In 2022, the conflict of interest has only become more flagrant. After Michael Jordan’s son Marcus suggested that he’d like to see West collaborate with his father’s brand, the artist now known as Ye posted the Jumpman logo on his Instagram page along with the eyes emoji as a caption. The chances of Adidas signing off on a project with its biggest rival are practically zero, but that hasn’t stopped the Chairman of Jordan Brand from fanning the flames further.

In an interview with NPR, Jordan head Larry Miller praised West and said he wished the rapper and designer had never left Nike. “I can’t say that will not happen,” Miller added, referring to the possibility of collaborating with the enigmatic celebrity. “I don’t know that it will, but I can’t say that it won’t happen, that we would at some point be able to do something with Kanye. I can’t say that it’s absolutely not going to happen.”

How about an eye-roll emoji? — Adidas choosing to collaborate with other sneaker manufacturers isn’t entirely unprecedented, but it has happened in the past under very specific circumstances.
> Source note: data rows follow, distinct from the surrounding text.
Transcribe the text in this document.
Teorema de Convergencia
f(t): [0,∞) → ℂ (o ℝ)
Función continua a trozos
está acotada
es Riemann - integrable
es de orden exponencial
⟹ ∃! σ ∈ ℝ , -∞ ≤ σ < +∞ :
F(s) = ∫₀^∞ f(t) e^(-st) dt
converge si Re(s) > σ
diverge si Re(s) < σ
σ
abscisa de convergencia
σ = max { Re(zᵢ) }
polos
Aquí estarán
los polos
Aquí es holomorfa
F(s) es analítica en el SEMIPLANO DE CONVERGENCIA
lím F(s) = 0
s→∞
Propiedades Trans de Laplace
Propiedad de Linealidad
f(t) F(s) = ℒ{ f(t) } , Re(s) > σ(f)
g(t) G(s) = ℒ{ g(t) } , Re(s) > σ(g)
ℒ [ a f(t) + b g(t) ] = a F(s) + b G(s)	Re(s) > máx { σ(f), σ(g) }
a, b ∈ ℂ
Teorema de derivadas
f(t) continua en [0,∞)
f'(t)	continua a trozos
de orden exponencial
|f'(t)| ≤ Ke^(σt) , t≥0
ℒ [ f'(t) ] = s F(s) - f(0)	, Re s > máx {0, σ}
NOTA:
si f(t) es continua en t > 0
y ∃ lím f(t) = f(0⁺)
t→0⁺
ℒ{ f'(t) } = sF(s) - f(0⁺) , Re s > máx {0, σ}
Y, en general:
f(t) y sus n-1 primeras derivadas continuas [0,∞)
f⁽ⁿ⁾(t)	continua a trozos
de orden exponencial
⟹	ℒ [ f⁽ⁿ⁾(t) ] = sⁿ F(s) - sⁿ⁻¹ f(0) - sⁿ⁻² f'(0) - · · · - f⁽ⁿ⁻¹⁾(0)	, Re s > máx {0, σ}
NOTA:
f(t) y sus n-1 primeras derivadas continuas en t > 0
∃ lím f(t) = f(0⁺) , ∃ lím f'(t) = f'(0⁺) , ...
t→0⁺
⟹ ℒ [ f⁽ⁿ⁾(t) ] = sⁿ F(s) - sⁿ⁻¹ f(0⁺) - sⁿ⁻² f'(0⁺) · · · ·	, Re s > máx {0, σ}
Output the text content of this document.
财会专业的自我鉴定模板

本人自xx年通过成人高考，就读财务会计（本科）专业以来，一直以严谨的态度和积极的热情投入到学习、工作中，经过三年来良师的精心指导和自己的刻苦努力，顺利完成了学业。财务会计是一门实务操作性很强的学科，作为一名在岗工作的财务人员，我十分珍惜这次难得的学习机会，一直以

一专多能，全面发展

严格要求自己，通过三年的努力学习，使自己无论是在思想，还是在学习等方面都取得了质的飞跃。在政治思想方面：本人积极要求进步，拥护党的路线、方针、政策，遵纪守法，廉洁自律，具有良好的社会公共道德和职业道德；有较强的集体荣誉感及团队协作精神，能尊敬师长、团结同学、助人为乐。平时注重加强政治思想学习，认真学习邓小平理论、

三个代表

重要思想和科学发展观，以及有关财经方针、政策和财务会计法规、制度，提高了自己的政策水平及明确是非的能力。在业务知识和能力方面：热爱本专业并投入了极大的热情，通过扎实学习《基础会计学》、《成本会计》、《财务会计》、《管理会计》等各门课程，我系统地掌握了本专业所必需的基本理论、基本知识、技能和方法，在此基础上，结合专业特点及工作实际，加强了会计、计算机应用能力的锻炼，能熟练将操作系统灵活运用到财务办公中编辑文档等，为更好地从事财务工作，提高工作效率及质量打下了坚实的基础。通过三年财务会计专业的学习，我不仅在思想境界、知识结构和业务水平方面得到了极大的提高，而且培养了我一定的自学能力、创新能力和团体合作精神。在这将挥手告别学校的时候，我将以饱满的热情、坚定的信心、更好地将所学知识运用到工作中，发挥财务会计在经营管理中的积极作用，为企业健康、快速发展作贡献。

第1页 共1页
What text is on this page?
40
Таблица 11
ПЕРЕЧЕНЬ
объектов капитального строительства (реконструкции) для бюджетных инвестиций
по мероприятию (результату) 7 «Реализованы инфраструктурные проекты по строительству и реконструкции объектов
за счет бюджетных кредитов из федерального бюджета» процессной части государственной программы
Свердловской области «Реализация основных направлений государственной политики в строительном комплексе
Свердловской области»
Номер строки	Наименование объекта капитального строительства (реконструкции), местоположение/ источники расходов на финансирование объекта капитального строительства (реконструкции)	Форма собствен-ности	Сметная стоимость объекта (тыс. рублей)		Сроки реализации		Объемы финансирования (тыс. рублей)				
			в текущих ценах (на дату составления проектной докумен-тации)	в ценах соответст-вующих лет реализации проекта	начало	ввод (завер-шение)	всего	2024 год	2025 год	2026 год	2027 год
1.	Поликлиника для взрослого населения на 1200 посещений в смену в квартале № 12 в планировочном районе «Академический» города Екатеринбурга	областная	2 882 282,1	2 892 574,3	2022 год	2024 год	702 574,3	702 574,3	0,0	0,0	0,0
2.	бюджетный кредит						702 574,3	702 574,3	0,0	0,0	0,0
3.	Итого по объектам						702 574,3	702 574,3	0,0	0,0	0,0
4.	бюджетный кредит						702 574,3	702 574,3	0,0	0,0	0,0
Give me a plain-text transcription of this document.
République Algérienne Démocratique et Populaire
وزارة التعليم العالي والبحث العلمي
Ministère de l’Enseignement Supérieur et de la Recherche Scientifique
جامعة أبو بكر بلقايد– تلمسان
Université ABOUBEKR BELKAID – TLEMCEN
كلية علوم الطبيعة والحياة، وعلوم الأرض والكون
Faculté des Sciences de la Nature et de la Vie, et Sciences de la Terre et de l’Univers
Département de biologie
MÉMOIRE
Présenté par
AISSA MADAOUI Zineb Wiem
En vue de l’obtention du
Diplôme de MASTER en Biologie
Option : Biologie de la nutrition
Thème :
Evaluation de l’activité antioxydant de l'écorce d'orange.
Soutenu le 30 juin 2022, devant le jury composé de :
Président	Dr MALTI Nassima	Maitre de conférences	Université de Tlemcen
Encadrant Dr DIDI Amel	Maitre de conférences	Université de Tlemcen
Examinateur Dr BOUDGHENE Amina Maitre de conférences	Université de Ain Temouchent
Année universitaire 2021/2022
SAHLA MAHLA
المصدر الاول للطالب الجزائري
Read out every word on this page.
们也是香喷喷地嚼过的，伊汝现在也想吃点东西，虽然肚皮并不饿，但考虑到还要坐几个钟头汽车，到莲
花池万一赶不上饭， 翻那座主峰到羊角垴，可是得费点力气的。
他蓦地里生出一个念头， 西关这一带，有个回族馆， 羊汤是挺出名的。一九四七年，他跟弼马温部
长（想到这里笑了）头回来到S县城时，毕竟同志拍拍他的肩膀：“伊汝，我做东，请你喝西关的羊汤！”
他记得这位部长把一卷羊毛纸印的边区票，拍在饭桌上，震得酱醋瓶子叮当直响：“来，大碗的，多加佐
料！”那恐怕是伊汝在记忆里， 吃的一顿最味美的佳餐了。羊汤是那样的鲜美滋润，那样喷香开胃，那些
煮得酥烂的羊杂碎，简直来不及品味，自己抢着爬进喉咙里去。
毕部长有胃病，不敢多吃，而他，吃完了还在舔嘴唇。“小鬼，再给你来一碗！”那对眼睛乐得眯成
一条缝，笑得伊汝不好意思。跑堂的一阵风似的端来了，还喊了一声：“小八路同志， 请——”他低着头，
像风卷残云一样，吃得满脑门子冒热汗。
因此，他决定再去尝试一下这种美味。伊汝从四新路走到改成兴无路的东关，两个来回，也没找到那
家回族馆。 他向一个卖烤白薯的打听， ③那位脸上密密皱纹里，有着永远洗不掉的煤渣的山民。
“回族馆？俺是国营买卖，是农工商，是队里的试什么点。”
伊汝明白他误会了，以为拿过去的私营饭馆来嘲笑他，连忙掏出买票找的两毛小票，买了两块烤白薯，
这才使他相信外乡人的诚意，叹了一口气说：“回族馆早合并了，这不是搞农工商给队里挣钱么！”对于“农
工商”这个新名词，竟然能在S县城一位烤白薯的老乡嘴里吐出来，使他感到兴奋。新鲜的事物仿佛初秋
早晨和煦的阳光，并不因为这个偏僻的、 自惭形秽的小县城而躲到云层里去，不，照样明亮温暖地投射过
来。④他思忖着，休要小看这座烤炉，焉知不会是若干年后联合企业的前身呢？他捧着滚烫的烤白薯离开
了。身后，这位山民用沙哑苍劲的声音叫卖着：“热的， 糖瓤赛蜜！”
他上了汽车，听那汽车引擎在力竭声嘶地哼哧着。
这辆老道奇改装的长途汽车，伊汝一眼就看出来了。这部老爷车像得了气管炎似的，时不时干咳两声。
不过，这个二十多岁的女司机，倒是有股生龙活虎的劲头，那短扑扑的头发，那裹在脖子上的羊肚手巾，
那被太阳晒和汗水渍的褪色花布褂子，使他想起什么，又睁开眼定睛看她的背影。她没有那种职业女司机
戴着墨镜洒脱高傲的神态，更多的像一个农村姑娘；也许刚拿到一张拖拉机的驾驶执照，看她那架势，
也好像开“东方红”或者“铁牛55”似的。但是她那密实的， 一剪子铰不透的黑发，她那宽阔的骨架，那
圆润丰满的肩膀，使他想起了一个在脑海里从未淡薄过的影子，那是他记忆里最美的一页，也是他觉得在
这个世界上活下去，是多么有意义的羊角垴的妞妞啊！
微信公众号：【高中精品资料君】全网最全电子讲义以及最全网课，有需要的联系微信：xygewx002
A crossover event involving Damian Lillard’s Adidas sneakers and Shaquille O'Neal's from Reebok did go down last year, but that was while Adidas still owned Reebok and had yet to finalize its sale.

2021 also saw the beginning of a high-profile partnership between Adidas and Allbirds in the name of making progress in sustainability. Even though the two brands are ostensibly competitors, they still primarily operate in different spheres. Adidas is one of the leading forces in sports performance and highly sought-after sneakers, while Allbirds draws a crowd more indifferent to trends and athleticism with its sustainably produced, inoffensively simple shoes. Thus they can share their respective innovations in more environmentally friendly production without stepping on each other’s toes.

Miller may say Jordan won’t not collaborate with West, but there’s simply no way Adidas will let that happen while its biggest star is still under contract. Nike is too obvious of a competitor and the one company standing in its way of the top spot in the world.